Dental fillings have proved to be a reliable solution to tooth decay and cavities. If the cavity is not addressed immediately, it leads to more permanent oral complications and extra costs for rectifying them. So, make sure every cavity is filled as soon as it starts to develop. Fortunately, there are different types of materials used to make dental fillings. Therefore, you are assured of finding fillings that fit your aesthetic preference.

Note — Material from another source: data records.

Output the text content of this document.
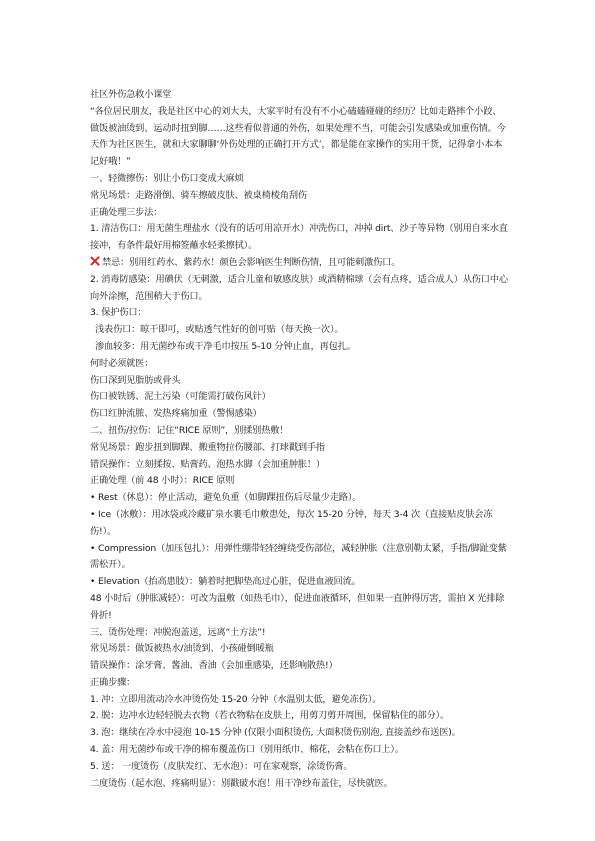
社区外伤急救小课堂
“各位居民朋友，我是社区中心的刘大夫，大家平时有没有不小心磕磕碰碰的经历？比如走路摔个小跤、做饭被油烫到、运动时扭到脚……这些看似普通的外伤，如果处理不当，可能会引发感染或加重伤情。今天作为社区医生，就和大家聊聊‘外伤处理的正确打开方式’，都是能在家操作的实用干货，记得拿小本本记好哦！”
一、轻微擦伤：别让小伤口变成大麻烦
常见场景：走路滑倒、骑车擦破皮肤、被桌椅棱角刮伤
正确处理三步法：
1. 清洁伤口：用无菌生理盐水（没有的话可用凉开水）冲洗伤口，冲掉 dirt、沙子等异物（别用自来水直接冲，有条件最好用棉签蘸水轻柔擦拭）。
禁忌：别用红药水、紫药水！颜色会影响医生判断伤情，且可能刺激伤口。
2. 消毒防感染：用碘伏（无刺激，适合儿童和敏感皮肤）或酒精棉球（会有点疼，适合成人）从伤口中心向外涂擦，范围稍大于伤口。
3. 保护伤口：
浅表伤口：晾干即可，或贴透气性好的创可贴（每天换一次）。
渗血较多：用无菌纱布或干净毛巾按压 5-10 分钟止血，再包扎。
何时必须就医：
伤口深到见脂肪或骨头
伤口被铁锈、泥土污染（可能需打破伤风针）
伤口红肿流脓、发热疼痛加重（警惕感染）
二、扭伤/拉伤：记住“RICE 原则”，别揉别热敷！
常见场景：跑步扭到脚踝、搬重物拉伤腰部、打球戳到手指
错误操作：立刻揉按、贴膏药、泡热水脚（会加重肿胀！）
正确处理（前 48 小时）：RICE 原则
• Rest（休息）：停止活动，避免负重（如脚踝扭伤后尽量少走路）。
• Ice（冰敷）：用冰袋或冷藏矿泉水裹毛巾敷患处，每次 15-20 分钟，每天 3-4 次（直接贴皮肤会冻伤!）。
• Compression（加压包扎）：用弹性绷带轻轻缠绕受伤部位，减轻肿胀（注意别勒太紧，手指/脚趾变紫需松开）。
• Elevation（抬高患肢）：躺着时把脚垫高过心脏，促进血液回流。
48 小时后（肿胀减轻）：可改为温敷（如热毛巾），促进血液循环，但如果一直肿得厉害，需拍 X 光排除骨折!
三、烫伤处理：冲脱泡盖送，远离“土方法”!
常见场景：做饭被热水/油烫到、小孩碰倒暖瓶
错误操作：涂牙膏、酱油、香油（会加重感染，还影响散热!）
正确步骤：
1. 冲：立即用流动冷水冲烫伤处 15-20 分钟（水温别太低，避免冻伤）。
2. 脱：边冲水边轻轻脱去衣物（若衣物粘在皮肤上，用剪刀剪开周围，保留粘住的部分）。
3. 泡：继续在冷水中浸泡 10-15 分钟 (仅限小面积烫伤, 大面积烫伤别泡, 直接盖纱布送医)。
4. 盖：用无菌纱布或干净的棉布覆盖伤口（别用纸巾、棉花，会粘在伤口上）。
5. 送： 一度烫伤（皮肤发红、无水泡）：可在家观察，涂烫伤膏。
二度烫伤（起水泡、疼痛明显）：别戳破水泡！用干净纱布盖住，尽快就医。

Before you decide to get any of these dental fillings for your tooth cavity, make sure that you fully understand each of them’ pros and cons. This article goes over some of the common dental filling materials and their benefits and drawbacks.

Composite Fillings

Composite fillings are usually made of powdered glass and acrylic resin. They can be tailor-made and shaded to suit your natural teeth. Composite fillings are fitted directly to the teeth, making it possible for your doctor to fill all the affected in a single visit. Although they are not as resilient as metal fillings, composite fillings are long-lasting and blend perfectly with your smile. However, composite fillings are prone to wear and tear. They also tend to get stained over time.cavity filling

Ceramic or Porcelain Fillings

Ceramic fillings are aesthetically appealing and do not get stained. They can also be customized to match the color of your natural teeth, making them less noticeable. However, they are a bit more expensive than composite fillings. Also, they are indirect fillings, so you have to book several visits to the dentist.

Gold Fillings

Cast gold fillings are designed to last for decades. They are strong, corrosion-resistant, and stain-resistant. Since gold is a biocompatible metal, it is 100% safe for human use. It doesn’t damage your teeth or wear away. Furthermore, it is aesthetically appealing. However, gold fillings are quite expensive in terms of price and cost of filling. Since they are indirect fillings, you will have to book multiple visits to your dentist.

Amalgam Fillings

Amalgam fillings have been in use for more than 150 years. They are less expensive, healthy, and long-lasting. Also, they are direct fillings, so you don’t have to book multiple visits to the dentist. However, their distinctive silver coloration makes them less popular. Furthermore, the silver color tends to get darker over time, making the fillings even more noticeable. These filings are also known to affect your nervous, immune, digestive systems because of mercury elements found in them.